SCRAMBLED
Humpty Dumpty fell today when what I wanted to be the greatest, was not.
***
Today’s wrestle with pride centered around my homework and feelings of inadequacy.
I am a student. By definition, I don't know what I'm doing yet... It's frustrating. I don't want to sit here watching myself fail, knowing I'm not the greatest yet and revolting against the work required to get there... I want to be better than I am, and Humpty is scrambled on the inside over the perceived offense of "incompetence."
I am at a point in a journey where I have not yet achieved mastery, and I have to humble myself with that knowledge and grow into Patience, Diligence, and Industry.
(...but I don't waaaannnnna!! Waaaah!! ... I want to kick! and scream! and throw things! and make everybody else feel as bad as I do and cheat my way out of healthy growth!!...) ...
But I know better... /sigh
It’s said that a thousand mile journey begins with a single step…
/step
-Egoomelette
Takes offense when he isn't the greatest or doesn't get his way. May lash out. Grows into Compassion and Humility.
Today’s pride fell as the number on the bathroom scale grew.
***
I don’t feel so great…
Yesterday, I indulged in creature comforts, and today I pay the price. I ate too much pizza and didn’t drink enough water. I was sedentary instead of active. I fell asleep early... I didn’t have Compassion for my limitations; I was gluttonous and slothful. Now, looking at the greater number on the scale, I see that I offended myself today by giving in to my vices yesterday.
I don’t feel so great, but I did it to myself. My physical health fell because I neglected my spiritual growth (specifically, Temperance). Growth can’t happen without friction, so Humpty needs to change his growth edges and bust his hump… to grow into health.
Sometimes healthy growth is a step back.
Working out starts within.
-Egoomelette
Today’s perceived fall from greatness happened when I went in to the wild world to make friends organically and didn’t get what I wanted.
***
I went out today… I put on jewelry. I wore my hair down. I went out to eat and for a walk and to a comedy show… I made the smile on my shell reach my inner shelf and did everything I could to BE magnetism… but people were either already in company or engaged within the company of themselves on their phones... and I devolved into my deVICE as well.
I want company. I want conversations. I want candor, cajoling, and cursing… and compassionate connectivity that persists over time and the kind of Peace that comes from communion with crazy kindred spirits… I want… and pride fell tonight when my efforts fell short of achieving my objective.

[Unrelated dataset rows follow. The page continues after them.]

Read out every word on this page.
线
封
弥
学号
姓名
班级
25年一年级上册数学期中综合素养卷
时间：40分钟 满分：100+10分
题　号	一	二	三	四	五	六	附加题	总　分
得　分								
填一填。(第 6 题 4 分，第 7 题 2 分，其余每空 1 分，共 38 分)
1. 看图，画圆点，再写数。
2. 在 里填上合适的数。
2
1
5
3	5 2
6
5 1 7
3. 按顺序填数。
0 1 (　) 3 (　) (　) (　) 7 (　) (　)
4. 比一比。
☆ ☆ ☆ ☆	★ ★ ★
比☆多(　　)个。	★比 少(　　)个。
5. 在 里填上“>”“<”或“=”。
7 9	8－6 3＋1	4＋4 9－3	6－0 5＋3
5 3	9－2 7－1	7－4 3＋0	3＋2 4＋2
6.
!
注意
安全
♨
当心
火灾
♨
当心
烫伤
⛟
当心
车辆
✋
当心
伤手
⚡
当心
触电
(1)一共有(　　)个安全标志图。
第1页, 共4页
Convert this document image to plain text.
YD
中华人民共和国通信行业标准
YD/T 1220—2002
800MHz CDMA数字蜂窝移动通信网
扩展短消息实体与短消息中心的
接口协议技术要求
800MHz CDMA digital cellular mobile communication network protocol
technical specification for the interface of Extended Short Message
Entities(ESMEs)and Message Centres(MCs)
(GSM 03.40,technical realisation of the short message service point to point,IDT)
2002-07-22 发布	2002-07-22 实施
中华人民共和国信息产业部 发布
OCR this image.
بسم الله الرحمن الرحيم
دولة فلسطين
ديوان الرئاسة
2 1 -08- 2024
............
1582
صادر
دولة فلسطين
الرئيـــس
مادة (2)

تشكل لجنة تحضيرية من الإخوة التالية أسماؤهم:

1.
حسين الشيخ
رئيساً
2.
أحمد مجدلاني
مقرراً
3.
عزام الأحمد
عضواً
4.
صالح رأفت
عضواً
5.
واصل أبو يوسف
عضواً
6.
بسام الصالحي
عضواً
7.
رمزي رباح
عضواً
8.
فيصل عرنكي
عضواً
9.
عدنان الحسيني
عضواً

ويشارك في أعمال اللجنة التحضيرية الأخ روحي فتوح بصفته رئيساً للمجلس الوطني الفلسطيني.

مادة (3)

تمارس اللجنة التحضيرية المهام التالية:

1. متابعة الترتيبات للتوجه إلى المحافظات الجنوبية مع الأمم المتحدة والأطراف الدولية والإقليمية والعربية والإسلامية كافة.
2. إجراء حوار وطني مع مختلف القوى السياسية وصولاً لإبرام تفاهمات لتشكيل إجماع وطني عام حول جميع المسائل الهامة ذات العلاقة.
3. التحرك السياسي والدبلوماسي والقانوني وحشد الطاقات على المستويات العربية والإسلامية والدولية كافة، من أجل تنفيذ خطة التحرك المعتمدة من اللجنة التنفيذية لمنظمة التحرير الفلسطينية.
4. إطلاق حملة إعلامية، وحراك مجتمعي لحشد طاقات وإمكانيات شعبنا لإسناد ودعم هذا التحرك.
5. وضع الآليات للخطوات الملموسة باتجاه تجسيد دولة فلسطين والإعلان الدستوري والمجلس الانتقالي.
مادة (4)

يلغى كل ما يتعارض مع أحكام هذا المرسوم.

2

It’s easy to break on the inside when validation doesn’t come to me from the outside… But just because nobody else picked me up doesn’t mean I need to feel down; I am still great even when nobody notices. I must have Compassion for myself when I don’t get what I want, and humbly accept my circumstances.
Even though my awesomeness didn’t attract any new best friends and it’s awfully lonely up here on this wall tonight, I can humbly say that I was egg-sellent… and not seeing my greatness was everybody else’s fall..t 😬
-Egoomelette
Today’s growth into Humility comes as I wrestle with the consequences of my actions.
***
I am human. I’m not perfect; I make mistakes. I have to embrace the paths I’ve chosen… even when they aren’t the greatest.
I believe that as long as people are dedicated to Truth and healthy growth, they should be given the opportunity to demonstrate Virtue… Because people who have grown through adversity are wiser, more colorful, and more valuable.
Hurt people hurt people…. pride fell today as I angrily retaliated against a perceived threat… By doing so, I became a threat myself.
I vow to do better tomorrow… to grow into Compassion for myself and for others, to lovingly turn the other cheek in Patience and Forgiveness, to give myself Grace when I'm not the greatest, and to always speak well of my enemies… nothing but Good things.
Is there any Mercy out there for a damaged soul seeking to be whole?